Kurama picked up on the unspoken comment, I thought. But he didn't press it, and for that I was thankful.

She knew I was watching her then. Or, if she didn't know, she hoped, or suspected. The scent of fire had been a dead giveaway, though it had been a few days past. She remembered it as if it had been this very morning. Linking the pine, the snow, and a little of the fire I had tossed into the wind—and how convenient it had been—she had sensed my presence, if only for a moment.

I knew she had.

"Why did you leave her?"

I sighed deeply, tired of the question. Not because Kurama had asked it too many times—no, this was the first, in fact—but because I had asked myself the same thing, over and over, and had come up with no better answer the first time than the last. Yet I continued to ask it, again and again. And I was sick of it by now.

"The same reasons I left you, I suspect."

He smiled, a wistful sort of thing, off into the clouds. "That doesn't answer my question and you know it."

I nodded. Whether he saw me or not, it didn't matter. He knew what I would do, what I would say.

"I was tired of…everything." I could feel it; I was about to pour my heart out to the kitsune, and there was little I could do or say to stop it.

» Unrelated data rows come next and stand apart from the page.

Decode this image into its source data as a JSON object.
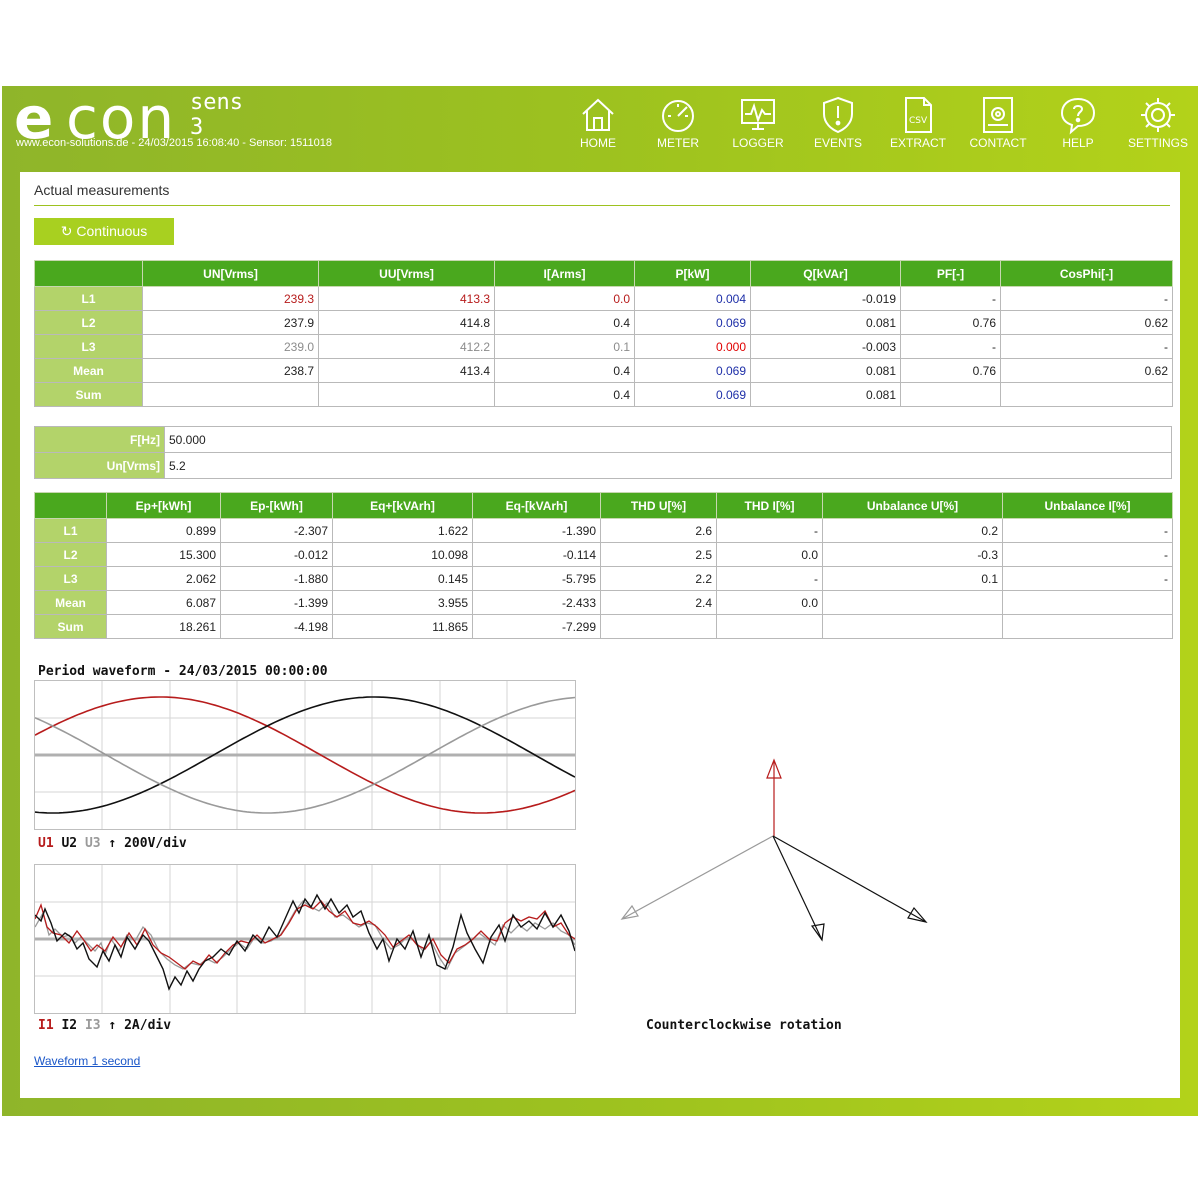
{
  "header": {
    "logo_e": "e",
    "logo_con": "con",
    "logo_sens": "sens 3",
    "site_info": "www.econ-solutions.de - 24/03/2015 16:08:40 - Sensor: 1511018",
    "nav": [
      {
        "label": "HOME",
        "icon": "home-icon"
      },
      {
        "label": "METER",
        "icon": "gauge-icon"
      },
      {
        "label": "LOGGER",
        "icon": "monitor-icon"
      },
      {
        "label": "EVENTS",
        "icon": "shield-alert-icon"
      },
      {
        "label": "EXTRACT",
        "icon": "csv-file-icon"
      },
      {
        "label": "CONTACT",
        "icon": "contact-book-icon"
      },
      {
        "label": "HELP",
        "icon": "help-bubble-icon"
      },
      {
        "label": "SETTINGS",
        "icon": "gear-icon"
      }
    ]
  },
  "main": {
    "title": "Actual measurements",
    "continuous_button": "↻ Continuous"
  },
  "table1": {
    "headers": [
      "UN[Vrms]",
      "UU[Vrms]",
      "I[Arms]",
      "P[kW]",
      "Q[kVAr]",
      "PF[-]",
      "CosPhi[-]"
    ],
    "rows": [
      {
        "label": "L1",
        "cells": [
          "239.3",
          "413.3",
          "0.0",
          "0.004",
          "-0.019",
          "-",
          "-"
        ]
      },
      {
        "label": "L2",
        "cells": [
          "237.9",
          "414.8",
          "0.4",
          "0.069",
          "0.081",
          "0.76",
          "0.62"
        ]
      },
      {
        "label": "L3",
        "cells": [
          "239.0",
          "412.2",
          "0.1",
          "0.000",
          "-0.003",
          "-",
          "-"
        ]
      },
      {
        "label": "Mean",
        "cells": [
          "238.7",
          "413.4",
          "0.4",
          "0.069",
          "0.081",
          "0.76",
          "0.62"
        ]
      },
      {
        "label": "Sum",
        "cells": [
          "",
          "",
          "0.4",
          "0.069",
          "0.081",
          "",
          ""
        ]
      }
    ]
  },
  "freq": {
    "f_label": "F[Hz]",
    "f_value": "50.000",
    "un_label": "Un[Vrms]",
    "un_value": "5.2"
  },
  "table2": {
    "headers": [
      "Ep+[kWh]",
      "Ep-[kWh]",
      "Eq+[kVArh]",
      "Eq-[kVArh]",
      "THD U[%]",
      "THD I[%]",
      "Unbalance U[%]",
      "Unbalance I[%]"
    ],
    "rows": [
      {
        "label": "L1",
        "cells": [
          "0.899",
          "-2.307",
          "1.622",
          "-1.390",
          "2.6",
          "-",
          "0.2",
          "-"
        ]
      },
      {
        "label": "L2",
        "cells": [
          "15.300",
          "-0.012",
          "10.098",
          "-0.114",
          "2.5",
          "0.0",
          "-0.3",
          "-"
        ]
      },
      {
        "label": "L3",
        "cells": [
          "2.062",
          "-1.880",
          "0.145",
          "-5.795",
          "2.2",
          "-",
          "0.1",
          "-"
        ]
      },
      {
        "label": "Mean",
        "cells": [
          "6.087",
          "-1.399",
          "3.955",
          "-2.433",
          "2.4",
          "0.0",
          "",
          ""
        ]
      },
      {
        "label": "Sum",
        "cells": [
          "18.261",
          "-4.198",
          "11.865",
          "-7.299",
          "",
          "",
          "",
          ""
        ]
      }
    ]
  },
  "waveform": {
    "title": "Period waveform - 24/03/2015 00:00:00",
    "u_legend": {
      "l1": "U1",
      "l2": "U2",
      "l3": "U3",
      "scale": "↑ 200V/div"
    },
    "i_legend": {
      "l1": "I1",
      "l2": "I2",
      "l3": "I3",
      "scale": "↑ 2A/div"
    },
    "colors": {
      "phase1": "#b71c1c",
      "phase2": "#111111",
      "phase3": "#9a9a9a"
    }
  },
  "phasor": {
    "rotation_label": "Counterclockwise rotation"
  },
  "links": {
    "waveform_1s": "Waveform 1 second"
  }
}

"Tired of being unloved, abandoned by the ones I loved most. Tired of being unwanted. Tired of being thrown off of cliffs. Tired of hearing "that wasn't what I wanted to hear." Tired of saying the wrong thing at the wrong time. Tired of being wrong."

"So you gave up?"

I snorted. "You read the letter, baka. You know what I said."

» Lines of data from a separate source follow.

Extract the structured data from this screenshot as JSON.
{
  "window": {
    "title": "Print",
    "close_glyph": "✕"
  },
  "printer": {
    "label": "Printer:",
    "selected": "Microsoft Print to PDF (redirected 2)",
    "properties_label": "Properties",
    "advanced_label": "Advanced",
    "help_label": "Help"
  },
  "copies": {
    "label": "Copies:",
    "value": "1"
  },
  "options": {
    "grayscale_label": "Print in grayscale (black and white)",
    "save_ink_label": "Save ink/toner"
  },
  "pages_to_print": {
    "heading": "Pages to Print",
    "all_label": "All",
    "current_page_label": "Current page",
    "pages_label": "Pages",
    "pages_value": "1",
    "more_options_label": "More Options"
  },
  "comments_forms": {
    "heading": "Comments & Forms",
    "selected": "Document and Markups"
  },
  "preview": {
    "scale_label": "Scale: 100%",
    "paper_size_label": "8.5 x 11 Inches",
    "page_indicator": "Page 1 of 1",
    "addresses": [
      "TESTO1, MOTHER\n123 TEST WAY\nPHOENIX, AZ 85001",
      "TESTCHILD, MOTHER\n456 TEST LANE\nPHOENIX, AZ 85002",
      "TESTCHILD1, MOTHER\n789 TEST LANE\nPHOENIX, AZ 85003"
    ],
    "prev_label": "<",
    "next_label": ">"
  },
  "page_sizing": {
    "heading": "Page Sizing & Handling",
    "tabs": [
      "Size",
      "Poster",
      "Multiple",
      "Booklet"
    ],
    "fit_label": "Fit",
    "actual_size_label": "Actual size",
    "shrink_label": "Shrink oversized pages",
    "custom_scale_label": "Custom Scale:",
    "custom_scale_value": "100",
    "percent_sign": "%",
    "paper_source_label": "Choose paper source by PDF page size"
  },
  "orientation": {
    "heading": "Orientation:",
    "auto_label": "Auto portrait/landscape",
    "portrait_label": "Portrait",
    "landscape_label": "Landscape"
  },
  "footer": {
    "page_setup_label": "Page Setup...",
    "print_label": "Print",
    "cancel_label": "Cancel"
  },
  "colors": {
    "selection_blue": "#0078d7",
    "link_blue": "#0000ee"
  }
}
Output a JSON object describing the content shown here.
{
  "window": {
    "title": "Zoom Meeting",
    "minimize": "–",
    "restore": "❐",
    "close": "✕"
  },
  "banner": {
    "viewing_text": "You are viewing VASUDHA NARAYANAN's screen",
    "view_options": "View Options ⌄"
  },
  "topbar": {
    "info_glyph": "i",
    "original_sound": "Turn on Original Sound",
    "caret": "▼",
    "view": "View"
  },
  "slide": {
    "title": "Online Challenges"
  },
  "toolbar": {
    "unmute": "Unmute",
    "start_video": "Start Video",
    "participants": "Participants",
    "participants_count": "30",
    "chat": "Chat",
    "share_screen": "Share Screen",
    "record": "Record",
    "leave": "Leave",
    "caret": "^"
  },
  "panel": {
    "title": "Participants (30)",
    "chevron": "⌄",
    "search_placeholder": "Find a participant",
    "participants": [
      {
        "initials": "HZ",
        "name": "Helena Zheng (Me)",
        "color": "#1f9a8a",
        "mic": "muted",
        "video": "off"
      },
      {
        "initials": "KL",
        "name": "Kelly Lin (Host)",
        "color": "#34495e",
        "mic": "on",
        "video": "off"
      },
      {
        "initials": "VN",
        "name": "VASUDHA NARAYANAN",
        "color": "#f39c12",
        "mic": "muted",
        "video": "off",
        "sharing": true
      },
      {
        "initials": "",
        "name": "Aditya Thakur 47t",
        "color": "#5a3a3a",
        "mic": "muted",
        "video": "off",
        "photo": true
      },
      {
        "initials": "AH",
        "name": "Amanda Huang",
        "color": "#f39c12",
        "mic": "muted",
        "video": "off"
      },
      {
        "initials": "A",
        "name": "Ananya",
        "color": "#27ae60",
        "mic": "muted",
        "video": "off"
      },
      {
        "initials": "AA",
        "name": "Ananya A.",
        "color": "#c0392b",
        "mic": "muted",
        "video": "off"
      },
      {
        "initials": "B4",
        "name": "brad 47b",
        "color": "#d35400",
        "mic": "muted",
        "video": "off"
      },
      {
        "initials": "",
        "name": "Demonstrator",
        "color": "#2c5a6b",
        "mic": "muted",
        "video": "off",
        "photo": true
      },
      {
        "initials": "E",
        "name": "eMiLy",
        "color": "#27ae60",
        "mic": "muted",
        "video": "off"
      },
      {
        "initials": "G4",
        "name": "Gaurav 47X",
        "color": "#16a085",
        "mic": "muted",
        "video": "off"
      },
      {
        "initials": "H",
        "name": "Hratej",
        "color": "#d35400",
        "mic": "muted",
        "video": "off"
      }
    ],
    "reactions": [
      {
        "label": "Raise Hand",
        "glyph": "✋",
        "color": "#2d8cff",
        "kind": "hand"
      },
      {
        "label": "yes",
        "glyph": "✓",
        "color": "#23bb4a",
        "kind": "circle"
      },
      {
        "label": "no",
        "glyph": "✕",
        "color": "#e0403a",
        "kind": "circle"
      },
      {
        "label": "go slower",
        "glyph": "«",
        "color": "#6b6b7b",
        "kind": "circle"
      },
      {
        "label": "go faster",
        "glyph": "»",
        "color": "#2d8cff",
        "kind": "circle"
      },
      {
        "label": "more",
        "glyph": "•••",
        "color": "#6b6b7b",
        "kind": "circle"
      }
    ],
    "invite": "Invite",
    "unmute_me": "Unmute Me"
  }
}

He chuckled daintily, behind one hand. "That I did, Hiei. You're right."

"Now you're just patronizing me."

Another laugh, louder this time.

"I'm sorry. I couldn't resist."

"I'll bet."

He outright chortled this time, not bothering to even try and hide it. I barely restrained myself from whacking him on the back of the head.

"Please, don't hurt me," he managed, clearly trying to recover himself. "Just…just a moment…"

He calmed rather quickly after that, and I glared off into the distance.

"So," he began again, holding his stomach in the most subtle of ways—that is, entirely noticeably. "Say, just for a moment, say we were given a chance to be revived."

He paused, and I guessed he waited to see if I would scorn the idea before he even said it, or even leave. I didn't, and he was encouraged.

"Would you do it?"

"Be revived?"

"Yes, would you?"

"No… Why would I?"

He looked off into the vast beyond, watching the clouds spiral by and the winds blow the trees over slightly, letting them brush the roof of the shrine—for we were still there, at the shrine, watching. Long moments passed.

"I think the greater question is, why would you not?"

"Hn."

He paused again, and silence settled over us in waves. Each cresting thrall, I felt sure one of us would speak, but we never did. Silence was my friend. Had been. Was. Remained.

Silence was.

I didn't think of anything, anywhere, anyone. Just let it all wash over me in vivid throbs of quiet.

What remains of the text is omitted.